Monsieur Olivier Rey a raison, le vrai journalisme, celui que les gens attendent, c’est celui-ci, le journalisme façon Cauet, façon Ardisson, façon Fogiel, et d’ailleurs si j’étais lui, je virerais tous les journalistes encore en place pour les remplacer par ces trois-là, en ajoutant Delarue pour les pages bien-être et Arthur pour les pages culture. Ca rime. Enfin non, j’avais oublié, Culture, c’est un gros mot. Pas de quoi sortir son revolver, mais pas loin, selon monsieur Rey. Au diable la culture, au caniveau l’intellectuel, ce qui fait vendre c’est du nichon, des fesses en page 3, comme dans le Sun, ce grand journal indépassable. Donc, pour essayer de résumer le projet, on peut dire que le nouveau France Soir sera un mélange de grossièretés et de ragots, de désinformation et d’hypothèses, de fantasmes et de délires. Un grand quotidien, en somme, prêt à faire trembler Le Figaro, Libération ou Le Monde. Ou Tiercé Magazine. Ou Cuts. Vous savez Cuts, le nouveau journal lancé par Cauet, avec une recette simple : du foot, des bagnoles, des filles à poil et le programme télé. Olivier Rey aurait, je suis sûr, aimé avoir cette idée avant. Au lieu de ça, le voilà obligé de batailler avec des journalistes aigris qui ne comprennent rien, brandissent la déontologie comme si c’était les tables de la loi, bloquent la sortie de son Gala quotidien et le font passer pour un obscur démago. Quelle ingratitude ! Même Alain Delon se déclare outré par son projet ! Même Alain Delon ! « Vous imaginez, un journal sans culture, sans politique, il faudra l’appeler France-people-cheval-cuisine, une sorte de sous Voici  », déclare l’acteur, avant de rajouter : « Lazareff va se retourner dans sa tombe ».

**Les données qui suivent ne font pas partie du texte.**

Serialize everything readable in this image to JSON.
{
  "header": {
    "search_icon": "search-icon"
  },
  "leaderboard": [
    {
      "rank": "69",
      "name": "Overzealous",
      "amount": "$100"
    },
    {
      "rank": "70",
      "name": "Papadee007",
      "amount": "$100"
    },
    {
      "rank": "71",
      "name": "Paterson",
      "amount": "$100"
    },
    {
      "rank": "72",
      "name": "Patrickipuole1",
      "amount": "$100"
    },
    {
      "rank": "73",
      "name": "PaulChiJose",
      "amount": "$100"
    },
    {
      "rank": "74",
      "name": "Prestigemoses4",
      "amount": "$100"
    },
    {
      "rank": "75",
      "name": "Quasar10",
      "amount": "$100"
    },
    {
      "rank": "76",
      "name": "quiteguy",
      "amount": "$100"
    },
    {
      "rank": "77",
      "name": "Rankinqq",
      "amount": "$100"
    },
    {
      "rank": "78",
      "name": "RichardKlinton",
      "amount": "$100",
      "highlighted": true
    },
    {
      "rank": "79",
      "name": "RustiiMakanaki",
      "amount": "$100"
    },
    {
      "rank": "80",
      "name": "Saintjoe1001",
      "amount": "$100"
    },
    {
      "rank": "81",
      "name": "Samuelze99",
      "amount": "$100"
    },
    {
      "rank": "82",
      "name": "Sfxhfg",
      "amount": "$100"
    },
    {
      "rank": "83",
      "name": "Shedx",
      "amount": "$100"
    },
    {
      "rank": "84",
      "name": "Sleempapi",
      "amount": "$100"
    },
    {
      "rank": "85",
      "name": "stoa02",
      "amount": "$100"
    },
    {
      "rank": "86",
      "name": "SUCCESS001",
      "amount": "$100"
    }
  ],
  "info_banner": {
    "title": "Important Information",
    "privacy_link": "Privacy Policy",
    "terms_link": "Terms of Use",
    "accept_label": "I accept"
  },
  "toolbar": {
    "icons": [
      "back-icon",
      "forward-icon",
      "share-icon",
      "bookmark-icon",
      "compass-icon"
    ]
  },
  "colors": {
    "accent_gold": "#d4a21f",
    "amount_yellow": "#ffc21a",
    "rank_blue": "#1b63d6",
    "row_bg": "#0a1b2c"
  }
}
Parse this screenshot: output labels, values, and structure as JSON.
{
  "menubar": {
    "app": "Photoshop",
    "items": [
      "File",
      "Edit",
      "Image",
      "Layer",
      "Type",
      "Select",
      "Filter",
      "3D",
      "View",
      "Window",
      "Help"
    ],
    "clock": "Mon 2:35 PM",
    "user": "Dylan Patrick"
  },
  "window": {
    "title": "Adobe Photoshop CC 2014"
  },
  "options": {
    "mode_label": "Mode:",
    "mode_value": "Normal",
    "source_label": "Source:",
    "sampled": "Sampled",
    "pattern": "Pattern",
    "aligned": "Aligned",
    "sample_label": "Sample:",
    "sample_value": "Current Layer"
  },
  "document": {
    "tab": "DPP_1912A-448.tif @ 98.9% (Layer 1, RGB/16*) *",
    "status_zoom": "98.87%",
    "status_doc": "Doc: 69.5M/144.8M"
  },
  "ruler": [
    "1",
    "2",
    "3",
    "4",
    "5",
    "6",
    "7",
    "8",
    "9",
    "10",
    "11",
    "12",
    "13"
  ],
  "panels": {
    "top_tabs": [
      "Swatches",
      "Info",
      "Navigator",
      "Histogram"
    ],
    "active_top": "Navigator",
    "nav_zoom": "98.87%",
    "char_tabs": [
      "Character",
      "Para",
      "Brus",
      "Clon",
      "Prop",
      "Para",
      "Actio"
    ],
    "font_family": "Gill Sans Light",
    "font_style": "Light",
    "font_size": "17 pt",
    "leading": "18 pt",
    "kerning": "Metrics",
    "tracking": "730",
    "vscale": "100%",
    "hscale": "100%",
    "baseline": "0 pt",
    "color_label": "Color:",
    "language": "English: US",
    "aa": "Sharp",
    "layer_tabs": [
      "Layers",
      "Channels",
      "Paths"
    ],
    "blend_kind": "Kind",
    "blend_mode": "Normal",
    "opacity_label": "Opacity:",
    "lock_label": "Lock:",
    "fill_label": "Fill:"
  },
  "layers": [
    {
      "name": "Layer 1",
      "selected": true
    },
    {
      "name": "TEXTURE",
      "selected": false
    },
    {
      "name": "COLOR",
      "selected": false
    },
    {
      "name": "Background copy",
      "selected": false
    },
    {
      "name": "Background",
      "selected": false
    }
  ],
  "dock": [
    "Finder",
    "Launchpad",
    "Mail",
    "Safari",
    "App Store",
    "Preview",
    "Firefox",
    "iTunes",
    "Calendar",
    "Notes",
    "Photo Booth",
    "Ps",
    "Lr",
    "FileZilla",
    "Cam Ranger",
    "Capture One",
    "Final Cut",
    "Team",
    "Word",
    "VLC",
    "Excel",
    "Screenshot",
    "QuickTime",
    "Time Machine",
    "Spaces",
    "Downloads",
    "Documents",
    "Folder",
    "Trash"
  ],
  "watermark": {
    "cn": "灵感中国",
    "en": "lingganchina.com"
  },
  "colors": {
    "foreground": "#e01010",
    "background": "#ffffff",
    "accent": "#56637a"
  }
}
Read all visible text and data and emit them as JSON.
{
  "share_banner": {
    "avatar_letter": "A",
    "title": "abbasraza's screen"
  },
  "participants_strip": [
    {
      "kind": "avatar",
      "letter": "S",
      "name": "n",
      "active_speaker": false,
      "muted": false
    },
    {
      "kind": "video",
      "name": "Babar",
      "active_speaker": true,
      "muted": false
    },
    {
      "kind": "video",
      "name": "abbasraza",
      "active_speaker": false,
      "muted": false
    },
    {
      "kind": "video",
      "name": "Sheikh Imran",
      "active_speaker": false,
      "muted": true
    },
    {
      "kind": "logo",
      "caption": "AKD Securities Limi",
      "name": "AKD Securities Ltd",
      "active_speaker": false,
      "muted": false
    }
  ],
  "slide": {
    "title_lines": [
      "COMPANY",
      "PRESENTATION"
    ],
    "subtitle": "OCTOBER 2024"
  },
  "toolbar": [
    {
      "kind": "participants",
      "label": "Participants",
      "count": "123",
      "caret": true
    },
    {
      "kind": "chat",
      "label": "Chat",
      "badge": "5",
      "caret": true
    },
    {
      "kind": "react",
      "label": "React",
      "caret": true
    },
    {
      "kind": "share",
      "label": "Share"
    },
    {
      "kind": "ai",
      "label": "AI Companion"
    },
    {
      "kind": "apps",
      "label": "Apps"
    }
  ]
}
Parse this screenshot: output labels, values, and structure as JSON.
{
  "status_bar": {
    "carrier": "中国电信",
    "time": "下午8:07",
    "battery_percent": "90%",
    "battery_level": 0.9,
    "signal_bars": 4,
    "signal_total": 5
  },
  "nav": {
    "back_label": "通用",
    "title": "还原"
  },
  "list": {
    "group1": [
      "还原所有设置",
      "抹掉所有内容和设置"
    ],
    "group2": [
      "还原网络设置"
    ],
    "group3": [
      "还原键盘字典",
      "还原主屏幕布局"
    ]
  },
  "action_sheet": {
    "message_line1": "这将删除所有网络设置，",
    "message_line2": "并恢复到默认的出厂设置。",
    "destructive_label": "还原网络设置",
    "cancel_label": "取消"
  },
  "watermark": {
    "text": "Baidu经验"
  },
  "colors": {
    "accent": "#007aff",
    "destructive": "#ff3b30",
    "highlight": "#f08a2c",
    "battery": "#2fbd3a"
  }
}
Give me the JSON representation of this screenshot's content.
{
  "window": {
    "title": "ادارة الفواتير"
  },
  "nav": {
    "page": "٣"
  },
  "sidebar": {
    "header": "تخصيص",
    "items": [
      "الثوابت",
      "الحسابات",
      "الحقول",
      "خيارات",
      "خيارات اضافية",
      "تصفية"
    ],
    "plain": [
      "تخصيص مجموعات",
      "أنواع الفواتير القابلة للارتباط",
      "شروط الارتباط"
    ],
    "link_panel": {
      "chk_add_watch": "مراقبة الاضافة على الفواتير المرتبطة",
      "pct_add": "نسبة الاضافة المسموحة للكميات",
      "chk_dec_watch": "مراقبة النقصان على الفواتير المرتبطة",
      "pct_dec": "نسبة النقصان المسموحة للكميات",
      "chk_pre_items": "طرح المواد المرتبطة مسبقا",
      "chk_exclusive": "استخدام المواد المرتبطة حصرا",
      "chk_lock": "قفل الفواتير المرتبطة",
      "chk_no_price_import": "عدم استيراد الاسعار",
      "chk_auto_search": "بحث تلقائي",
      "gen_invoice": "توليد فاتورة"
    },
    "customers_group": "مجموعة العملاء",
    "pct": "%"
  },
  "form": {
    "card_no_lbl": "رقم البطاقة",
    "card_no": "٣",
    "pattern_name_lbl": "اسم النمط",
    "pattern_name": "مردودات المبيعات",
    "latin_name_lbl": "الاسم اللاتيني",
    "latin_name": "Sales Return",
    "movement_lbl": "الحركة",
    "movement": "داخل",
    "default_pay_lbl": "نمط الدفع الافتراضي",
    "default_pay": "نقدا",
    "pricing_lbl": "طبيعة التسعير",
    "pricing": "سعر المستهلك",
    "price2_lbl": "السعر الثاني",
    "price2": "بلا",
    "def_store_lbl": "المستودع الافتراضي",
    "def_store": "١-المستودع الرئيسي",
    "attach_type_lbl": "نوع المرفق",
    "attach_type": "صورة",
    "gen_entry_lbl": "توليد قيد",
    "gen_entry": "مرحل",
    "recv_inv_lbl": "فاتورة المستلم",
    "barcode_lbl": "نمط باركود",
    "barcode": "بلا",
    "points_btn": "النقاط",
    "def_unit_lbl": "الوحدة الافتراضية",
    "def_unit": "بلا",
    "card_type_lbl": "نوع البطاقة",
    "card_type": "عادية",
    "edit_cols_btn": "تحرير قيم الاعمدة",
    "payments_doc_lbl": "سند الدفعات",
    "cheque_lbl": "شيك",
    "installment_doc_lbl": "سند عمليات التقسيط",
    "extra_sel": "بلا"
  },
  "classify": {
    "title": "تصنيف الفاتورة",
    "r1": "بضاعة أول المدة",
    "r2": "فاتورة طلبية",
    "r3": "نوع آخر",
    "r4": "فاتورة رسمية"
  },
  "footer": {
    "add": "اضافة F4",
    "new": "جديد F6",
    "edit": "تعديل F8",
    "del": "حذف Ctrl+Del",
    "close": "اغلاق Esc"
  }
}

Même Alain Delon est plus lucide qu’Olivier Rey sur ce coup-là, c’est pour dire l’envergure de celui qui veut redonner à France Soir un « second souffle », un « nouvel élan ». Son compère Brunois n’est pas mal non plus, lui qui passe son temps à insulter les grévistes (les traitant, excusez du peu d’ « enculés » et de « salopes », citations extraites du blog des journalistes en grève de France Soir) avant de les avertir qu’ils se fatigueraient « avant lui. » Enculés, salopes, putes, le débat est déjà à la hauteur du journal à venir. Un débat d’idées, qui accepte la contradiction, ne craint pas la confrontation, et souhaite visiblement aboutir...

Blagues à part (même si tout cela ne prête pas forcément à rire), il y a certainement plusieurs façons de faire du journalisme, d’aborder la politique, d’écrire sur la culture, de raconter le sport, mais il y a aussi trente-six façons de faire n’importe quoi, de racoler à n’en plus finir, de rabaisser le niveau pour ramasser tout ce qui traîne, de flatter les plus bas instincts au nom de la prétendue liberté d’expression, sous le fallacieux prétexte de proposer une autre vision des choses, voire de divertir. La ficelle est grosse, l’arnaque évidente, mais, malheureusement pour les salariés de France Soir, parfois, ça marche.